The first one is design agent-first APIs. What that means is you typically would need structured data, data semantics, and rich metadata. What does that mean? That means, let's say you have a schema and you have price as one of the fields. You do not want your data sometimes to come as a text, as a string, and sometimes as a number. Agents are literal. What that means is they can't understand what your intent is at this point in time, so you would have to make sure your data is proper and is accurate. If you have your data as a number but it represents as a string, you're going to have problems. So ensure your data is structured and rich.
Next, progressive disclosure. What does that mean? Crazy term, right? What that means is, do not just expose your entire API ecosystem through the MCP yet. Start small. Identify those specific APIs that you think will create the biggest impact: product metadata, product details, maybe pricing, maybe checkout. Just pick four or five ones and let the end user agents interact with these APIs. See how they work, see the error rate, see the success criteria, measure the success, and see how they perform. You will be surprised how different these agents interact with your data as compared to a human.
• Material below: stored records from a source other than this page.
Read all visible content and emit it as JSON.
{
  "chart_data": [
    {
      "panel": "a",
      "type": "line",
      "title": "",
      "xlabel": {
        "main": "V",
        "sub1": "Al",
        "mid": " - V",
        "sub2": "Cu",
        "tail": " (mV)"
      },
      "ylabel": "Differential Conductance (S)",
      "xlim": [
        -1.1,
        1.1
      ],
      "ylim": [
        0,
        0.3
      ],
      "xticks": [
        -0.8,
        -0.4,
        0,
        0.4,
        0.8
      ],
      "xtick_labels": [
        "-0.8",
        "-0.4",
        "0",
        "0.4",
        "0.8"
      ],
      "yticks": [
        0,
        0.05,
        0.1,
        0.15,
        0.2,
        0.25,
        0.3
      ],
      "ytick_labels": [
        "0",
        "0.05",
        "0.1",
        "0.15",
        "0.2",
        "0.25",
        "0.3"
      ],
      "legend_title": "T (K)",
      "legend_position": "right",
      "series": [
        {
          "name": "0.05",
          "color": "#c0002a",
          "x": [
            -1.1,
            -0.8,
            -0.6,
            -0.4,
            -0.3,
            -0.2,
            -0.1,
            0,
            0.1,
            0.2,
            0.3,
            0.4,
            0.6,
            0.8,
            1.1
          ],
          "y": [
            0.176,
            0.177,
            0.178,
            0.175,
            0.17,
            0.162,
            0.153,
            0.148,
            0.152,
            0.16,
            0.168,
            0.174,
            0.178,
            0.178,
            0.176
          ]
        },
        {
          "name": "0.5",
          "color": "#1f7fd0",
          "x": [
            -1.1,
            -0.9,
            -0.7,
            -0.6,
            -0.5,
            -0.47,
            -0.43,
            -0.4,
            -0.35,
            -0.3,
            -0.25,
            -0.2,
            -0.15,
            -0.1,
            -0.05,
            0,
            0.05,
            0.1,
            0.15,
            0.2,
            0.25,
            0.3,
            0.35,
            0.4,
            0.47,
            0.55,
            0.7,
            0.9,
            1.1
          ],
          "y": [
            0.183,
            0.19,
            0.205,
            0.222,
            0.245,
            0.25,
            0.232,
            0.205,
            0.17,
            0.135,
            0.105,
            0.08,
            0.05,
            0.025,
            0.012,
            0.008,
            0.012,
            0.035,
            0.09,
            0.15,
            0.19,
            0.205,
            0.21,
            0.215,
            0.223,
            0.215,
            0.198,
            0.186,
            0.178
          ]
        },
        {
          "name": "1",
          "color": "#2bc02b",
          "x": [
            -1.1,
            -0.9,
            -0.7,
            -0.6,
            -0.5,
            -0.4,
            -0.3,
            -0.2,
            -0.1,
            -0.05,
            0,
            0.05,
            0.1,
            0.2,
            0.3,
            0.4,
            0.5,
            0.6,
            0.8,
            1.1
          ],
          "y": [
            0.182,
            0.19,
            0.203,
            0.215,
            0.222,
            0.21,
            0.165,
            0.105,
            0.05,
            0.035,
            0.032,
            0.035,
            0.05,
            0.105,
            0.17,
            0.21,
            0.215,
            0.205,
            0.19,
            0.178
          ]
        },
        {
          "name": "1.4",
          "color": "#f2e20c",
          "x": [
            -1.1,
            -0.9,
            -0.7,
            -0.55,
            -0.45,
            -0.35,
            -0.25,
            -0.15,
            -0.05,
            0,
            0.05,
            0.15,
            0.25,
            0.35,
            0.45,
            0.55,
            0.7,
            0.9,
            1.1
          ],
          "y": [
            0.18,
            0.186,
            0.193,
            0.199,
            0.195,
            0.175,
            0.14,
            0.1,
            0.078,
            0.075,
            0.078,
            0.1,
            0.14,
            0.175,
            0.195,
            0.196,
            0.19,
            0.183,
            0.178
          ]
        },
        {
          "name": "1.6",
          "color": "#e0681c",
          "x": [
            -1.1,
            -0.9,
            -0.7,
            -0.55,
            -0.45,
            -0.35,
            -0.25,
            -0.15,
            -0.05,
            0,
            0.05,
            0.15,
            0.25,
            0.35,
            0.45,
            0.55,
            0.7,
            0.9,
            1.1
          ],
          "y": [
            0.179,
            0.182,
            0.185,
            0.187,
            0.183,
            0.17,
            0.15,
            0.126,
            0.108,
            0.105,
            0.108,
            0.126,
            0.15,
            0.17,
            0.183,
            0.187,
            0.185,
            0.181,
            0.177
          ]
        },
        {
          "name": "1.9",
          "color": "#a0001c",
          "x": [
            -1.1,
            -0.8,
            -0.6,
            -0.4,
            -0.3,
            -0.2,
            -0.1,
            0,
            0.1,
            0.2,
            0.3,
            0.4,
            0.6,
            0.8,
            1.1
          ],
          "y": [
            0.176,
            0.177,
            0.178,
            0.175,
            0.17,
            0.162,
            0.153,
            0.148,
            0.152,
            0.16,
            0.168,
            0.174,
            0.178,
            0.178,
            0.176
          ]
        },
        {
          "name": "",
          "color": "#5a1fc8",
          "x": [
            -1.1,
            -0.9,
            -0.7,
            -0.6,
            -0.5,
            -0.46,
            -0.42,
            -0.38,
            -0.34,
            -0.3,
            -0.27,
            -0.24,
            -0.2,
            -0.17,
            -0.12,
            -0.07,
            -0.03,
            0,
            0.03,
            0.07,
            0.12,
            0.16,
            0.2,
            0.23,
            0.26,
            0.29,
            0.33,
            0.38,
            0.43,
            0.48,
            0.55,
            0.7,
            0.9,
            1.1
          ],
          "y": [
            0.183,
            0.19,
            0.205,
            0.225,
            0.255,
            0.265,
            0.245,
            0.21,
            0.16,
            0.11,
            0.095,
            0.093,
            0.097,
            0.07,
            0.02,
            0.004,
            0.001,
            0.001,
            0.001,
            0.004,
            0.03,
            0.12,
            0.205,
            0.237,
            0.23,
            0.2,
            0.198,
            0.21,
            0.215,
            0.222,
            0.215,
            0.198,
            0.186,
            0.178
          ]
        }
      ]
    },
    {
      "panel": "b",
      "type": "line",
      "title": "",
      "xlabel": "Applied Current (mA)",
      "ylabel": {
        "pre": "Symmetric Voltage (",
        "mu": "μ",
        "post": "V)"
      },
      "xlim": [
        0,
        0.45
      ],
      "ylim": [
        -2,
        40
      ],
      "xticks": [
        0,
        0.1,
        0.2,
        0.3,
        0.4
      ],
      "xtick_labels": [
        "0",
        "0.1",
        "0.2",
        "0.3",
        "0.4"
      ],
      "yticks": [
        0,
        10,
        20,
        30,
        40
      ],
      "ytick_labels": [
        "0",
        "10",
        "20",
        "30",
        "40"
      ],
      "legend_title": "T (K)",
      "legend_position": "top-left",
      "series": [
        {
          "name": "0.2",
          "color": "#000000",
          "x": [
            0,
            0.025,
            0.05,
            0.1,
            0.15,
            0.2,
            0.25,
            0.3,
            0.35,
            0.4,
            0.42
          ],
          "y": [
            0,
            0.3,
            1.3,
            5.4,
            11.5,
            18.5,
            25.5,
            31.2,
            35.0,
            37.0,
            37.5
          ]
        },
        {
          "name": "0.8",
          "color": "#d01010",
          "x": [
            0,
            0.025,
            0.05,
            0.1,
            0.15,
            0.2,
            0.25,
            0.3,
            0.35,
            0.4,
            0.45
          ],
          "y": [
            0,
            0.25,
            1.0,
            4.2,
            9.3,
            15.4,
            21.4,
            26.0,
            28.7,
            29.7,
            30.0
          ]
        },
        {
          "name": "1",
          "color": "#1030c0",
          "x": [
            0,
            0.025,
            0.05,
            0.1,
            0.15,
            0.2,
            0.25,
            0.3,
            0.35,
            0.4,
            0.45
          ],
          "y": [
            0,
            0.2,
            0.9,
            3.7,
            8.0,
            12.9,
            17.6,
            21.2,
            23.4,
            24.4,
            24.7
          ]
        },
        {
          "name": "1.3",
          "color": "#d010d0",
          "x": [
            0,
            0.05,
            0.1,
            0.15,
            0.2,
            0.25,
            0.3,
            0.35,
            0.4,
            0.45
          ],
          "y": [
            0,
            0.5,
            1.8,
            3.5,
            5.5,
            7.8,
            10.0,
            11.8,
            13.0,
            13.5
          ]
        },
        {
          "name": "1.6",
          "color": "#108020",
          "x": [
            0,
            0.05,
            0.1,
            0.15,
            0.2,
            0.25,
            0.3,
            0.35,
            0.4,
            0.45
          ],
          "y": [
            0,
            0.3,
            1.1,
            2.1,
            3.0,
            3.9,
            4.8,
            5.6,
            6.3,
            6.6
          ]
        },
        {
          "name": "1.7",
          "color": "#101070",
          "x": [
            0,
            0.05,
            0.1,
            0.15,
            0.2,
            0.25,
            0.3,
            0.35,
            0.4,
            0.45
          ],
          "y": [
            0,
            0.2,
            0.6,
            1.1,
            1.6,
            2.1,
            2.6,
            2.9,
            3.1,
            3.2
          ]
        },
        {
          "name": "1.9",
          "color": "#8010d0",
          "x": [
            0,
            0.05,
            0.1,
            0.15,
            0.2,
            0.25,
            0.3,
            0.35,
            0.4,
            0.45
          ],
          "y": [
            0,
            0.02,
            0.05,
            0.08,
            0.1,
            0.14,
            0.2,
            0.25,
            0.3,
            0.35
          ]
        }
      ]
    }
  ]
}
So ultimately you expose these APIs, try out a few things, learn from those, and then add those APIs that you think are most relevant. That gives you the best approach because you're not handling several hundred APIs at one time, but managing those things that actually create an impact.
Next is multi-protocol support. You've seen the four protocols that we talked about before. There are quite a few out there already. There will be more. So there will be consolidation down the line. Now we are not in a state at this point in time to say, oh, this protocol is a clear winner. Absolutely not. So we're not recommending our customers to choose one protocol over the other. However, be flexible, be ready for those protocols that might come tomorrow that might become the de facto standard. So what you would need to do is make sure your foundation is set right. You abstract away all the complexity through Agent Core and set your foundation right so that way tomorrow another protocol comes in and that becomes a de facto standard, it's plug and play for you and not something where you would have to reinvent the whole thing again.
So just to summarize the session, key takeaways. User experience to agent experience is real. It's inevitable. It's happening right now. MCP gives you the ability to provide that strong foundation so that you don't have to reinvent the whole wheel, but MCP comes with those challenges. That's where you can leverage Bedrock Agent Core to remove that complexity, have all the ability to offload all the complex tasks to Agent Core gateway, and just focus on that piece which is your business logic which drives you forward. And finally, it's not about whether you will build agents or build e-commerce for agents. It's about when.
Now, twenty minutes doesn't do justice for agent e-commerce. There's so much to deep dive on it. We just barely scratched the surface. We understand that. So Martin and I actually wrote a blog, co-authored a blog on the same topic. It goes into a little bit more detail. So you scan the QR code, it'll take you straight to the blog post where we talk about implementation, the things that you need to consider, and so on and so forth. So please take a read. Let us know if you have any questions, comments right there in the blog. And we'll stick around for a few more minutes if you have any questions. So thank you for your time and good luck with your implementations.